Polls show the public neither trusts nor respects the government’s handling of the issue. A new survey by Survation for the GMB shows that only 15 per cent of voters believe the government is handling Brexit well, while almost half believe it’s handling the process badly. A new Comres/Daily Express poll shows that 44 per cent believe the government’s handling of Brexit so far has been “a total shambles.”

Public opinion is right. The government has no plan for Brexit because Leave campaigners themselves had no plan for it. Theresa May is winging it. There was no vote to leave the single market or the customs union, yet the prime minister insisted on a maximalist vision of departure from Europe that will require reimposing a hard Irish border and will damage economic growth by constraining flows of goods, services, investment and labour. May’s very act of triggering Article 50 when she didn’t know what her European policy was, as well as her vainglorious decision to hold an unnecessary election, has brought British policymaking to a state of stasis that inspires pity and derision among our European partners.

Yet there is no obvious appetite to revisit the referendum vote. Around two-thirds of voters (in the Comres poll) believe the country should accept Brexit and “move on.” What’s the explanation, given that the government doesn’t command public support or respect in its handling of the process?
"44 per cent believe the government’s handling of Brexit so far has been 'a total shambles'"
The answer is probably twofold. First, though there have already been economic costs to the Brexit vote, the full extent of them will show up only after Britain has left. And just as voters in 2016 did not appear to really believe Brexit would damage their living standards, there’s polling evidence to suggest they still think Brexit will not have a significant long-run effect on the economy.

This is unlikely to be true. The long-term impact is where there is least dispute among economists on this issue. It’s not a subject like debates over the euro 15 to 20 years ago, where expert opinion was divided: the microeconomic benefits of a single currency were balanced by the costs of ceding monetary sovereignty. This is an issue more like the Scottish independence debate, where the economic arguments point overwhelmingly one way while the campaigners on the other side talk about something else.

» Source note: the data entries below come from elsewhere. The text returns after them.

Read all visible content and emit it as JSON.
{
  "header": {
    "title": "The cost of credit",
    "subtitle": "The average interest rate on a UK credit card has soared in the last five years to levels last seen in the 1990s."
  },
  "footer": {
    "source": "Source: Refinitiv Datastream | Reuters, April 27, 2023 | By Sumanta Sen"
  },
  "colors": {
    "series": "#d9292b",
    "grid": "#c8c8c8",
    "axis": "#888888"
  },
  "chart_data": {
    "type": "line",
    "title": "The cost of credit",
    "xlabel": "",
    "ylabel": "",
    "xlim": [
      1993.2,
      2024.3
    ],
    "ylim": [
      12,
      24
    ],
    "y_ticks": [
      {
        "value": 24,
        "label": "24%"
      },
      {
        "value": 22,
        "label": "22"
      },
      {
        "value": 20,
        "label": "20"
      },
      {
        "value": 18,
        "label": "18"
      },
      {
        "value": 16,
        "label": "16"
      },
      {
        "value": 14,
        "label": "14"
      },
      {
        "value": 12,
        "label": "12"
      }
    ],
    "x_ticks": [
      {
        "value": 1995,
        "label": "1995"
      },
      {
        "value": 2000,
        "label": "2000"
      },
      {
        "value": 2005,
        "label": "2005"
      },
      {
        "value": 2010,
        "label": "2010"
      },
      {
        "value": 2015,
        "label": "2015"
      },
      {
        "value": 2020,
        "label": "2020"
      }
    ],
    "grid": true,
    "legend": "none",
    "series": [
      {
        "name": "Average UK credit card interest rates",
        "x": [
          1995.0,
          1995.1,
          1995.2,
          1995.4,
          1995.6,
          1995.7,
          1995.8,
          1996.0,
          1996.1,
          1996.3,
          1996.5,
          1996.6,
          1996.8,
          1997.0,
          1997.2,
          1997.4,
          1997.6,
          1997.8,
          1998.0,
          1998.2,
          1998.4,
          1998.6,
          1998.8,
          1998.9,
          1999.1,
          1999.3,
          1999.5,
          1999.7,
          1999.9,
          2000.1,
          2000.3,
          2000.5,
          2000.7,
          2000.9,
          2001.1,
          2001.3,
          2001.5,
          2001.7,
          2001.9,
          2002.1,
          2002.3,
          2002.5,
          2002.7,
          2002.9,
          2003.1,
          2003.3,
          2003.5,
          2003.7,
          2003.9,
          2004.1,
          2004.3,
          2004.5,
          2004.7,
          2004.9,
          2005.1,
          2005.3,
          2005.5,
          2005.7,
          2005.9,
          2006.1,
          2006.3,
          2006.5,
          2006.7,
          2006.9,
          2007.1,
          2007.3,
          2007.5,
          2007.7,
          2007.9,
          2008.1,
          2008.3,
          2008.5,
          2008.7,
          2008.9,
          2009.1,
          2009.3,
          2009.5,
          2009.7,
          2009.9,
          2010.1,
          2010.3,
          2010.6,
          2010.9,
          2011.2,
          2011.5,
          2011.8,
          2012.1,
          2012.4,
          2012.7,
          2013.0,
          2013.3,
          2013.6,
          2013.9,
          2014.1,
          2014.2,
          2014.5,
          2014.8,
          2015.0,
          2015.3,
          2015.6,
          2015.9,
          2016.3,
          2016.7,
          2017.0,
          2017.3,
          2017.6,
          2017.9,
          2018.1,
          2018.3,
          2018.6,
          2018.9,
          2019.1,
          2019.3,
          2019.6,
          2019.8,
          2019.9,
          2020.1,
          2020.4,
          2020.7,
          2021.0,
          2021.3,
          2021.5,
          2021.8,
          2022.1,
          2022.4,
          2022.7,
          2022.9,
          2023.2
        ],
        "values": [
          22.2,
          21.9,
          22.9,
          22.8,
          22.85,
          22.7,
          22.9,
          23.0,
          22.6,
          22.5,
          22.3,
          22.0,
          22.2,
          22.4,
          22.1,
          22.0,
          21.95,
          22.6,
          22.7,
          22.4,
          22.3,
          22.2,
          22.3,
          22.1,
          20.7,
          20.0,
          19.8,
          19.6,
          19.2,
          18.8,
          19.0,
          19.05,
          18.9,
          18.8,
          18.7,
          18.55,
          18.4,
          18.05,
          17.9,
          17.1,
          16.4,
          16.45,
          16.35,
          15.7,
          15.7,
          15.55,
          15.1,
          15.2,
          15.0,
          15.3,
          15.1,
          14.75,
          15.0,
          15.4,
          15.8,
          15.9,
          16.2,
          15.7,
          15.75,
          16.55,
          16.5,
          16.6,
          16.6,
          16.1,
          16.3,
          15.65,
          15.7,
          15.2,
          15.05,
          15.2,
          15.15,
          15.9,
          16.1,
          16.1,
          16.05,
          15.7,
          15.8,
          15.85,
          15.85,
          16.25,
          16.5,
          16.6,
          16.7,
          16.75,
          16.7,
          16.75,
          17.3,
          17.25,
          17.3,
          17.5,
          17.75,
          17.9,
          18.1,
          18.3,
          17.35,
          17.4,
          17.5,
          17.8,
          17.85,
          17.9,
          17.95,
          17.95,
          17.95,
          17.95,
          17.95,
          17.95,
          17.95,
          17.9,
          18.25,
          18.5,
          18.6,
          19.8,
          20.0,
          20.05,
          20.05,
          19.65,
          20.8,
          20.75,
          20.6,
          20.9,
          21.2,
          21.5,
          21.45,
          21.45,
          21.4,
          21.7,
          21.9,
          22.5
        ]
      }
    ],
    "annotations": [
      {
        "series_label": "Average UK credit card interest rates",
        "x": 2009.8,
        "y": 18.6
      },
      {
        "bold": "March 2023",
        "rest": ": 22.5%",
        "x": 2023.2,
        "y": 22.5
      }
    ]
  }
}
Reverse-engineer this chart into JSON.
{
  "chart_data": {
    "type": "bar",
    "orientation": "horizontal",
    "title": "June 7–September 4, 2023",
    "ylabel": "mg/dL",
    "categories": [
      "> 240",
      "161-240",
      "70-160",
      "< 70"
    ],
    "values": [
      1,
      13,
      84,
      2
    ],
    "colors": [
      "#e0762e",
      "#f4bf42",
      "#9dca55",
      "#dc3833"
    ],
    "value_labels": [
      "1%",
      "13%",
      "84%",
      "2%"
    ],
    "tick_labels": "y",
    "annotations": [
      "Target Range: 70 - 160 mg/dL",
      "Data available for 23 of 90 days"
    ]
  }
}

Second, the enfeebled state of British politics makes a disastrous decision difficult to modify, let alone to arrest. Since her misjudged attempt to win her own electoral mandate, May has stumbled often but remains unchallenged within her own party. She’s shown undoubted leadership qualities in responding to the Salisbury poisoning and in assembling a coordinated diplomatic response to the Putin regime. And she is fortunate in having an opposition that has no plan for Brexit either and whose leader commands even less public and parliamentary respect than she does.

Jeremy Corbyn responded to the Brexit vote by calling for Article 50 to be triggered immediately, which would have weakened Britain’s negotiating stance even further. Labour’s approach to Brexit is no more coherent than the government’s, which is unsurprising as Corbyn largely agrees with it while having a nugatory grasp of policy detail. His confusion is evident in his continual calls for tariff-free access to the single market (as if tariffs were the main trade barrier between EU and non-EU states) and in his stubborn factual error in stating that leaving the EU requires leaving the single market (it doesn’t, as the position of Norway outside the EU but inside the single market demonstrates).

Add to this Corbyn’s fumbling of other issues, notably on Russian aggression and anti-Semitism within his party, and you get a predictable outcome. The Conservative Party is weak, insular and divided, and it can carry on pretty much as it likes while the main opposition party is conceptually incoherent and politically bankrupt. The people who will pay for this cross-party abdication of civic responsibility will be those now coming of age who will lose the automatic right to settle, study and live in the 27 other countries of the EU. It’s a crying shame, a scandal and a sell-out, but most of all it’s a betrayal by current generations of those who come after us.